Dogs living outside on a short leash are a common sight in Korea, but the majority of people here feel such practices should be banned by law, a survey shows.
Private animal welfare research institute Aware recently published survey results on the public perception of animal welfare policies. It surveyed 2,000 adults in 17 cities nationwide on laws and awareness of animal protection.
According to the survey, 82.5 percent of respondents agreed that raising animals tied to short ropes or locked in narrow spaces should be legally banned, with 44 percent saying they “tend to agree” and 38.5 percent saying they “agree.”
A majority of Koreans are also against the consumption of dog meat, the survey shows.
Nearly 8 out of 10 Koreans, 78.1 percent of respondents, are in favor of banning slaughtering and selling dogs and cats for food, with 48.9 percent saying they are strongly in favor of such a ban.
Moves to ban dog consumption have emerged in politics in recent years.
In 2018, Pyo Chang-won, then a lawmaker of the ruling Democratic Party of Korea, proposed a bill to ban the slaughter of dogs, though it failed to pass in the 20th Assembly. Early this year, ruling party lawmaker and Environment Minister Han Jeoung-ae proposed a similar bill before being appointed in the position. Last month, presidential front-runner and Gyeonggi Province Gov. Lee Jae-myung called for a ban on eating dogs and selling pets at the legal and institutional level.
The poll showed many Koreans believe laws should be toughened to protect animals.

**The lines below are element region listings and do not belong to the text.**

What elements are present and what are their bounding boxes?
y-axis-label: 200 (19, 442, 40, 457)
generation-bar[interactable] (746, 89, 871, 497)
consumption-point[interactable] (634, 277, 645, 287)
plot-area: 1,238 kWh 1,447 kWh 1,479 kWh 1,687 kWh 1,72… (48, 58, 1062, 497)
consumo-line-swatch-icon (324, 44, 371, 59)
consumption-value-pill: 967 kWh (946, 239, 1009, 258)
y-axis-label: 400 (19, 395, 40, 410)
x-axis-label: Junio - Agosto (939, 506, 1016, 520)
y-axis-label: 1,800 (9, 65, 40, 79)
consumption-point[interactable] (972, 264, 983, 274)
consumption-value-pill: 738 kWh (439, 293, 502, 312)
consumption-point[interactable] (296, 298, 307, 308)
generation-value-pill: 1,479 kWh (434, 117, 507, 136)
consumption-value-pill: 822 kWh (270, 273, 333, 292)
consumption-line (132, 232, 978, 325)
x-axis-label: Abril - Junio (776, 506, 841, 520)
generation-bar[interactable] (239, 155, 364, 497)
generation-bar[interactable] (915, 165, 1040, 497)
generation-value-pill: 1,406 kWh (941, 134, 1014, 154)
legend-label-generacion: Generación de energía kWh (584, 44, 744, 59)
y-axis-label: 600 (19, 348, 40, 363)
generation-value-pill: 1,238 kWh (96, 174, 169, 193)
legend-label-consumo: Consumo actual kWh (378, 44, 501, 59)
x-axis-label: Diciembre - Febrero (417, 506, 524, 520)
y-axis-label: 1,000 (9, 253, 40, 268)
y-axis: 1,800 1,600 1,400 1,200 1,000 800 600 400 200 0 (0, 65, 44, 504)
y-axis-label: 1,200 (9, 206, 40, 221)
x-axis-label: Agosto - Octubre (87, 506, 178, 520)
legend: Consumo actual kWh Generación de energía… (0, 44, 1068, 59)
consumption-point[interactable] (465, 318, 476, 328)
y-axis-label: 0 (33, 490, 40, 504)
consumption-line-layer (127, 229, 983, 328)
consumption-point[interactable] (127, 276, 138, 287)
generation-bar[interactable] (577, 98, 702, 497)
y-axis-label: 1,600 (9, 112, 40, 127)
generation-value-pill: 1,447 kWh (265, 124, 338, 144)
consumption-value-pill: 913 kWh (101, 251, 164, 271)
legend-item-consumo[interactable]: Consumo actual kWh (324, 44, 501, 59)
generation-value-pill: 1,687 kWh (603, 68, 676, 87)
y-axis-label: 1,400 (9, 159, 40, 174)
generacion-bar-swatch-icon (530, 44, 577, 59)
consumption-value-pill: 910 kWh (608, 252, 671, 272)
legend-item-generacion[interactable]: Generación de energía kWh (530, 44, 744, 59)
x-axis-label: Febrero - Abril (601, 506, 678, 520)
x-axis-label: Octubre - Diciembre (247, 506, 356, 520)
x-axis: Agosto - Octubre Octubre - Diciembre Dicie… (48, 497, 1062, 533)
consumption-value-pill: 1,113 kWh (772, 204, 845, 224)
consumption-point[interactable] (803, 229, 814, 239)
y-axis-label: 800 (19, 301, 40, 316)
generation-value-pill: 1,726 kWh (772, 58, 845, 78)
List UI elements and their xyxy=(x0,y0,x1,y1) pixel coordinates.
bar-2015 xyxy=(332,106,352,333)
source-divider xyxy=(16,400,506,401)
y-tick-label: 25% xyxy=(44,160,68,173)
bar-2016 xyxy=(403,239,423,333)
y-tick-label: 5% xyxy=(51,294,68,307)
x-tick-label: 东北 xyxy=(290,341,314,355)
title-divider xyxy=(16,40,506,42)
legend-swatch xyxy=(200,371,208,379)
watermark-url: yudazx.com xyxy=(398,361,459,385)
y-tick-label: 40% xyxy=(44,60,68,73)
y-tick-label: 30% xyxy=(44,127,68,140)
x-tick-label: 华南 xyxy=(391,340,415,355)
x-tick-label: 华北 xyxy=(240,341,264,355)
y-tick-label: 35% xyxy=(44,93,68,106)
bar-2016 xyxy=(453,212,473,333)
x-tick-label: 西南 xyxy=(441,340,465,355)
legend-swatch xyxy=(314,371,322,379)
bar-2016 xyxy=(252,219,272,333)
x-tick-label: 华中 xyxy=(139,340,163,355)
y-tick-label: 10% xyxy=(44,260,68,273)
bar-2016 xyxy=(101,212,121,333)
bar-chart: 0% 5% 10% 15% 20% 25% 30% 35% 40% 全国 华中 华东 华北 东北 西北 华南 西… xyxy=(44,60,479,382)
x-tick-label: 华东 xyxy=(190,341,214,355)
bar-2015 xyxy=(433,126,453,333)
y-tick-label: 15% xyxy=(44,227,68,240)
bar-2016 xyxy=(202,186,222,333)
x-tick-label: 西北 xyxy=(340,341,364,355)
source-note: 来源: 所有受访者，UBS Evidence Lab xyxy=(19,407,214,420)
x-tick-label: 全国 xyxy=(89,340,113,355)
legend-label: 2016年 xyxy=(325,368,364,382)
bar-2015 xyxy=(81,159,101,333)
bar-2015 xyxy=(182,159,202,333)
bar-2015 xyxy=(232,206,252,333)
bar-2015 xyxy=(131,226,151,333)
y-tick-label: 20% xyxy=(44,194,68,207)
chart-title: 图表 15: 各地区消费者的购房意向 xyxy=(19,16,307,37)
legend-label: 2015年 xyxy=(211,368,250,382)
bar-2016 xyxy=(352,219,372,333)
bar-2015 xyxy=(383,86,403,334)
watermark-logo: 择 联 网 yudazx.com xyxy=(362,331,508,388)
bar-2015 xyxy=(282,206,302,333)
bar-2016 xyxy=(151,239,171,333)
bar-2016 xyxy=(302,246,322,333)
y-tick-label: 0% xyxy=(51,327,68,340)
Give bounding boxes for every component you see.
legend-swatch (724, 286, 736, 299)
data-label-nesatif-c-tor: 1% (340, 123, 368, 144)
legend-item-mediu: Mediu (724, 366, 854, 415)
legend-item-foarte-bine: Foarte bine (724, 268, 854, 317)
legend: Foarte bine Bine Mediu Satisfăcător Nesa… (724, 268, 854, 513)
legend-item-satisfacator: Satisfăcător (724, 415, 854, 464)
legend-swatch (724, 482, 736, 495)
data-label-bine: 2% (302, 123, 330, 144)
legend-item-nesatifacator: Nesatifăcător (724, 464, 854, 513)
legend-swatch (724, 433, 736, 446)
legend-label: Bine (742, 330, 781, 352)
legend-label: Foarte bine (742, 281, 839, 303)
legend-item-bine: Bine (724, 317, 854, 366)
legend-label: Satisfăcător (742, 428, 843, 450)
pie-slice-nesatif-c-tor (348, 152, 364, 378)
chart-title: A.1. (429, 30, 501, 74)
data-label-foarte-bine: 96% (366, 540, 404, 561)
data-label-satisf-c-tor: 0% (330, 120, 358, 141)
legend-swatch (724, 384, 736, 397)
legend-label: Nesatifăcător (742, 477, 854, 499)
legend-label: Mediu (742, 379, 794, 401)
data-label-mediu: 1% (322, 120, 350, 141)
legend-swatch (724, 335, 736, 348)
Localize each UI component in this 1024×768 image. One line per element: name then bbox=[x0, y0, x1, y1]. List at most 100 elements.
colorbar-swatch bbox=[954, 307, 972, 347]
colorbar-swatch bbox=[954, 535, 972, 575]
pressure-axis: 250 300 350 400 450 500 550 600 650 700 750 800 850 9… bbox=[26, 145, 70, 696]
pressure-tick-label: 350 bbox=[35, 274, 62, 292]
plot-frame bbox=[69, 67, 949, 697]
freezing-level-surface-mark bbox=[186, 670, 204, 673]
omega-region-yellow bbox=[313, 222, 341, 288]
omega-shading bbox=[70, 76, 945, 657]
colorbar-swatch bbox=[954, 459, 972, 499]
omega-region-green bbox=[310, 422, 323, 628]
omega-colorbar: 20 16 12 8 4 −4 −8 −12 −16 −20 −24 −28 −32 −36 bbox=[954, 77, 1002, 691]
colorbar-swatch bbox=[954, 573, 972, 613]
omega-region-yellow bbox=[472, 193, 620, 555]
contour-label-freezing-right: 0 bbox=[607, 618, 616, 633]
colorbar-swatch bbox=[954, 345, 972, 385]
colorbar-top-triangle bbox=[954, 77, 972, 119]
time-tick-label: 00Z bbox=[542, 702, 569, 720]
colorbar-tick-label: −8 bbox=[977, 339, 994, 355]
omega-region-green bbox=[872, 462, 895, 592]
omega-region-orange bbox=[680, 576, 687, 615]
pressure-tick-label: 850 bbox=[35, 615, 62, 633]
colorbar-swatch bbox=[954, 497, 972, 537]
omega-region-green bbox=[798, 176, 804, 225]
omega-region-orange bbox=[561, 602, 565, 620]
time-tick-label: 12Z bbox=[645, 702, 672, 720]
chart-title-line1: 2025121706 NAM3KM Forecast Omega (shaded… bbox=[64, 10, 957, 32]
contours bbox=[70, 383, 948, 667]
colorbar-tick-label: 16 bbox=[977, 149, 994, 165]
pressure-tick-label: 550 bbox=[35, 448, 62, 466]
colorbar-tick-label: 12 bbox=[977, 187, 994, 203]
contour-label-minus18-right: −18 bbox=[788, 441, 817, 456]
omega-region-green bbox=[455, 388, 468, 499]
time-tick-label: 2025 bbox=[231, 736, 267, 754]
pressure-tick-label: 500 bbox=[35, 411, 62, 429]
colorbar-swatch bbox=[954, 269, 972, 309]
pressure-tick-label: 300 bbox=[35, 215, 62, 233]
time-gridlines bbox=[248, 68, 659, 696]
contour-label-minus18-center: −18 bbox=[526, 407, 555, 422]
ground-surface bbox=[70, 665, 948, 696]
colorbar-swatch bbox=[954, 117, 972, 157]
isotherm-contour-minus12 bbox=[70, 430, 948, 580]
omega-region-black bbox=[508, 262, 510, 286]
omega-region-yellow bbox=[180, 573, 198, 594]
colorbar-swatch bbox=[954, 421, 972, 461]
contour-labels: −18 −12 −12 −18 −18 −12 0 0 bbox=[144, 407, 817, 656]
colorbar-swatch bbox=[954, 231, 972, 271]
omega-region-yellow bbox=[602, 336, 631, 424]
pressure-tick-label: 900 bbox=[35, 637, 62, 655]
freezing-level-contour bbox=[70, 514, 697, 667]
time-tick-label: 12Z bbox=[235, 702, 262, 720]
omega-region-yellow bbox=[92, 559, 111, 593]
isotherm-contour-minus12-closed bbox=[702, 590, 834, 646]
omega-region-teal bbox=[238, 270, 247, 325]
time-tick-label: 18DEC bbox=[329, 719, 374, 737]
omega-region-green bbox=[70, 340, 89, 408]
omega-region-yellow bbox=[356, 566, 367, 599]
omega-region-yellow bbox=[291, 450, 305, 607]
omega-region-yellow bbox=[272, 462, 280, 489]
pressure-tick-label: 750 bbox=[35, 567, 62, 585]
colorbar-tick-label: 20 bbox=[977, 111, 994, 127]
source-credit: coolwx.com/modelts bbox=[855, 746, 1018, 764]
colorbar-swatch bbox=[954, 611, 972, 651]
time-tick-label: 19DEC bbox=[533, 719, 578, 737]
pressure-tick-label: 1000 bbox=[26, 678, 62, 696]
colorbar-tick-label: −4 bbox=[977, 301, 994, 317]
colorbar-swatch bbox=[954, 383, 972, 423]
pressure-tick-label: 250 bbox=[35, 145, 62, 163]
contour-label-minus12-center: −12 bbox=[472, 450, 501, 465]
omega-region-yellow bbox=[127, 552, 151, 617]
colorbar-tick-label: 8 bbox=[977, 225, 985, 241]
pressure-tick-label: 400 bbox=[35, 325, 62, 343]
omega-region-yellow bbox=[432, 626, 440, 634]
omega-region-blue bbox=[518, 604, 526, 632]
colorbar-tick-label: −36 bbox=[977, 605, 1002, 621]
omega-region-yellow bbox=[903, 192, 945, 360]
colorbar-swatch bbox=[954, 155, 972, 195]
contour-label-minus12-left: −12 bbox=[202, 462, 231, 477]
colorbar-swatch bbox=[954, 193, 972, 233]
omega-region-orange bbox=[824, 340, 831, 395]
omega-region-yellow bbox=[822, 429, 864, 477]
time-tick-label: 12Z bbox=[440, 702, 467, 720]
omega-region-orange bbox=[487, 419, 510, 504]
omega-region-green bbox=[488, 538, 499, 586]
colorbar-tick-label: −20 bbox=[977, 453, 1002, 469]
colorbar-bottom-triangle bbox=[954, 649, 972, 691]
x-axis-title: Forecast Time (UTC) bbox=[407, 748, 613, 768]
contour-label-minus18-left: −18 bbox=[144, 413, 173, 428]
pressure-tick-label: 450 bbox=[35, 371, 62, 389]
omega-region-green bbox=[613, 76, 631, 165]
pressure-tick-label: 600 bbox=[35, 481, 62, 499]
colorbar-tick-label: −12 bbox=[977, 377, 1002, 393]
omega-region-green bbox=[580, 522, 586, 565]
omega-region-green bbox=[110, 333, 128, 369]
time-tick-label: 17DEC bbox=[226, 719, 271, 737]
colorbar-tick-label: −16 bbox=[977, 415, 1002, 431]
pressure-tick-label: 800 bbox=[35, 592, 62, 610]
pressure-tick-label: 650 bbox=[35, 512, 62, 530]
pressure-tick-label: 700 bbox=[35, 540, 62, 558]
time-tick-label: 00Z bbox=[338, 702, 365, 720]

Ninety-seven percent of respondents said that the punishment of animal abusers should be strengthened to prevent animal abuse. Specifically, 97.3 percent said that those who abused animals should be deprived of ownership and 98.3 percent said abusers should be banned from raising other animals for a certain period of time.
While 92.5 percent of respondents said they are aware of the animal protection law, only 30.6 percent agreed that Korea’s animal protection law could “prevent animal abuse.”
When asked why animals are abandoned, 76.5 percent of respondents pointed to the lack of responsibility of those who raise pets. In the survey that allowed multiple responses, 58.5 percent said the level of punishment is weak, while 47.7 percent said it is easy to buy and sell pets.